La vieille femme dit : « Sois donc glorifié, ô Jumala, sois loué, unique créateur, car tu m’as envoyé une belle fille, une charmante belle fille, habile à allumer le feu[15], experte à tisser le lin, à filer la laine, à blanchir le linge.

« Et toi, mon fils, sache aussi apprécier ton bonheur, le bonheur que ton créateur t’avait promis, que le Dieu plein de grâces t’a donné. Le passereau est pur sur la neige, mais plus pure est la jeune fille qui est à tes côtés ; l’écume est blanche sur la mer, mais plus blanche est la femme qui est en ta puissance ; le canard est beau sur le golfe, mais plus belle est celle que tu as amenée dans ta maison ; l’étoile est brillante dans le ciel, mais plus brillante est ta fiancée.

« Élargis le plancher de ta chambre, agrandis les fenêtres, élève de nouveaux murs, de nouvelles portes, embellis toute la maison ; car tu es devenu le maître d’une belle jeune fille, d’une jeune fille meilleure que toi, plus noble que tous ceux de ta race ! »

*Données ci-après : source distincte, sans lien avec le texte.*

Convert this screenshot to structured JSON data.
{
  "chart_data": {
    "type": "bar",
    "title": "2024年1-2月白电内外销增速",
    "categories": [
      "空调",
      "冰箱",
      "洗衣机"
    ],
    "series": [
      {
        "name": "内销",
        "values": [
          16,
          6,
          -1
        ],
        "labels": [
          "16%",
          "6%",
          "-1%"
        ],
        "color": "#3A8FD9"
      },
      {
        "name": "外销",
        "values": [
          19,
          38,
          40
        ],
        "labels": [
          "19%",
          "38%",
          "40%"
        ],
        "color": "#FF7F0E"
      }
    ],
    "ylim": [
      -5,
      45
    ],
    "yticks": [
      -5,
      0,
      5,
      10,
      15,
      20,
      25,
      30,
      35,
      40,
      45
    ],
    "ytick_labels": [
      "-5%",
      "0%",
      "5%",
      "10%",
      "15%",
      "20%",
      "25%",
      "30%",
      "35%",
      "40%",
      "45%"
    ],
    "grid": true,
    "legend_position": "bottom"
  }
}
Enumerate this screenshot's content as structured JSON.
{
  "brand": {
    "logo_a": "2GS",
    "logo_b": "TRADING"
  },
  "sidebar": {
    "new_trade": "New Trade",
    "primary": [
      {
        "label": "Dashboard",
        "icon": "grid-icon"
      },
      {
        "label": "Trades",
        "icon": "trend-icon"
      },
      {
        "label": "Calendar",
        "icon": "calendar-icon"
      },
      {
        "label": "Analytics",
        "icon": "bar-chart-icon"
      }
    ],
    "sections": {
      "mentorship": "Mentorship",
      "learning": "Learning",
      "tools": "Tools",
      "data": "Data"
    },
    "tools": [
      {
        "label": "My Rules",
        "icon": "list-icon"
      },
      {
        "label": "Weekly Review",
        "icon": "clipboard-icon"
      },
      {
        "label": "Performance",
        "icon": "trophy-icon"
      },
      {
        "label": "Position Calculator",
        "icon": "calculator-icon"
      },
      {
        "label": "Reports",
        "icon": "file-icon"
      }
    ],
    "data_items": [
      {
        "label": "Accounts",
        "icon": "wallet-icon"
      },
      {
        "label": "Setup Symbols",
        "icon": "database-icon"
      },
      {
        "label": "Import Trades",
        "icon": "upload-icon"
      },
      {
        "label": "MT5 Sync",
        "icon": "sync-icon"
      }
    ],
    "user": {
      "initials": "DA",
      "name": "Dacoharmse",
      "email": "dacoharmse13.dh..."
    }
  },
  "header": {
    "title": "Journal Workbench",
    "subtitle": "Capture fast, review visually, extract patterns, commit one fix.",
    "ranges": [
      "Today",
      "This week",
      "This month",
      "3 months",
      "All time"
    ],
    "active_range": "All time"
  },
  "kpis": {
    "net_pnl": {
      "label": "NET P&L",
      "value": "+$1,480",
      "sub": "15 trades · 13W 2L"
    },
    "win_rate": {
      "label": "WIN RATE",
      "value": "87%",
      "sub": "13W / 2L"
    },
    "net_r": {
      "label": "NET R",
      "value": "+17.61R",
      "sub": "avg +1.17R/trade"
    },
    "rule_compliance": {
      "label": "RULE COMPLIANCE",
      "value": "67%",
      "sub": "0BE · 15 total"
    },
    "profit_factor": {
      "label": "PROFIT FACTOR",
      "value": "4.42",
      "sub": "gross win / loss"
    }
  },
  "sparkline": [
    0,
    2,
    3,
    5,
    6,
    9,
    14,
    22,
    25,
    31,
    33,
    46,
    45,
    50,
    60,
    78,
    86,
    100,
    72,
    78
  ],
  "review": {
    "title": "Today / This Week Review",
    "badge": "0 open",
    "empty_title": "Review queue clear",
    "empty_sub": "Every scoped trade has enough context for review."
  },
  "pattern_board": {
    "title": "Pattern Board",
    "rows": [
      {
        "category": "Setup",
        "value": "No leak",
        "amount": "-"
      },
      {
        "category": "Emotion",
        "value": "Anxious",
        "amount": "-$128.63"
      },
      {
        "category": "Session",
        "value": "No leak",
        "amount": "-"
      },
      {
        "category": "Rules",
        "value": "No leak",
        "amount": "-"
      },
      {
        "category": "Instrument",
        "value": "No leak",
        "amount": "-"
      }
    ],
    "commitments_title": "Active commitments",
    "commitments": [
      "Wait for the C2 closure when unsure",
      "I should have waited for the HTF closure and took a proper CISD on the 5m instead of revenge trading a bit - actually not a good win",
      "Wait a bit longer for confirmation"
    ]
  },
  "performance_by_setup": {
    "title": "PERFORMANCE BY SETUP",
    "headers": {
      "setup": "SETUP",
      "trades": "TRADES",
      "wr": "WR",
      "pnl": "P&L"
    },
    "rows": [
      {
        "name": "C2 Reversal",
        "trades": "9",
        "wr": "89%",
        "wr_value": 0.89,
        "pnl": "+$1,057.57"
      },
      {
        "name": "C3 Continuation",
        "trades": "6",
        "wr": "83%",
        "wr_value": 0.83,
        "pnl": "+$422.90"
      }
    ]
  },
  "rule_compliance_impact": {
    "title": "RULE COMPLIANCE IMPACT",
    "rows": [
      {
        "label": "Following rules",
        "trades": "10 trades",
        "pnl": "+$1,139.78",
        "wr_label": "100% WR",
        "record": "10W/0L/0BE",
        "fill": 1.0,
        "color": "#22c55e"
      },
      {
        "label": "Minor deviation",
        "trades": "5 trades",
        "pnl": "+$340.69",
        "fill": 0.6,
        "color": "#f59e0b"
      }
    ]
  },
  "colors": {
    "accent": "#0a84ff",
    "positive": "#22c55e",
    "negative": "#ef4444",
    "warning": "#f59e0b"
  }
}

  1. Surnom de Lemmikäinen, proprement : dieu de la mer. On suppose que ce dieu et le héros Lemmikäinen étaient une seule et même personne. Le mot Ahti, emprunté probablement, comme beaucoup d’autres, par les Finnois, à l’ancien idiome du nord (ahi), a son radical primitif dans le mot sanscrit ahis (mer).
  2. Région des îles.
  3. Le même que Lempo, le génie du mal.
  4. Kauko-Niemi. Le promontoire lointain. Lemmikäinen habitait sur une île (Saari) au nord-ouest de la terre ferme de Kalevala, pays de Wäinämöinen et d’Ilmarinen. Au Nord de cette île s’ouvrait un golfe (Lemmen-lahti) dominé par le promontoire de Kauko, au détour duquel s’élevait la maison patrimoniale (Saarela) de Lemmikäinen.
  5. Kaukomieli. Celui qui soupire après les lointains voyages. Surnom donné à Lemmikäinen à cause de sa vie aventureuse.
  6. Île éloignée dont la situation est incertaine.
  7. Kylli ou Kylliki, suffisante, abondante, parfaite.
  8. Le banc d’honneur, chez les Finnois, est le banc fixé au mur devant lequel on dresse la table.
  9. L’Esthonie.
  10. L’Ingrie.
  11. Longs éclats de bois qu’on allume dans les maisons en guise de torches ou de flambeaux. On les fixe, à cet effet, sur une espèce de chevalet en fer ou en bois, dans une position semi-verticale.
  12. C’est-à-dire : Tu feras bien de t’en tenir aux chevaux de Saari, ils conviennent mieux à tes jeux que ses maigres jeunes filles.
  13. En l’absence de moulins proprement dits, les anciens Finnois broyaient leur grain dans un moulin à main (kasi-kiwi), ou avec un pilon (petkele), dans un mortier en bois (huhmari). C’était là l’occupation des femmes, pendant laquelle elles chantaient des chants connus sous le nom de chants de la farine (jauho-runot).
  14. Le fond des traîneaux ordinaires des paysans finnois est formé, encore aujourd’hui, d’une sorte de tapis (listet) d’éclisses disposées en treillis et reliées entre elles avec des verges d’osier.
  15. D’après une ancienne coutume en usage chez les Finnois, c’est toujours à la bru de la maison ou à la jeune mère de famille qu’incombe la tâche d’allumer le feu le matin.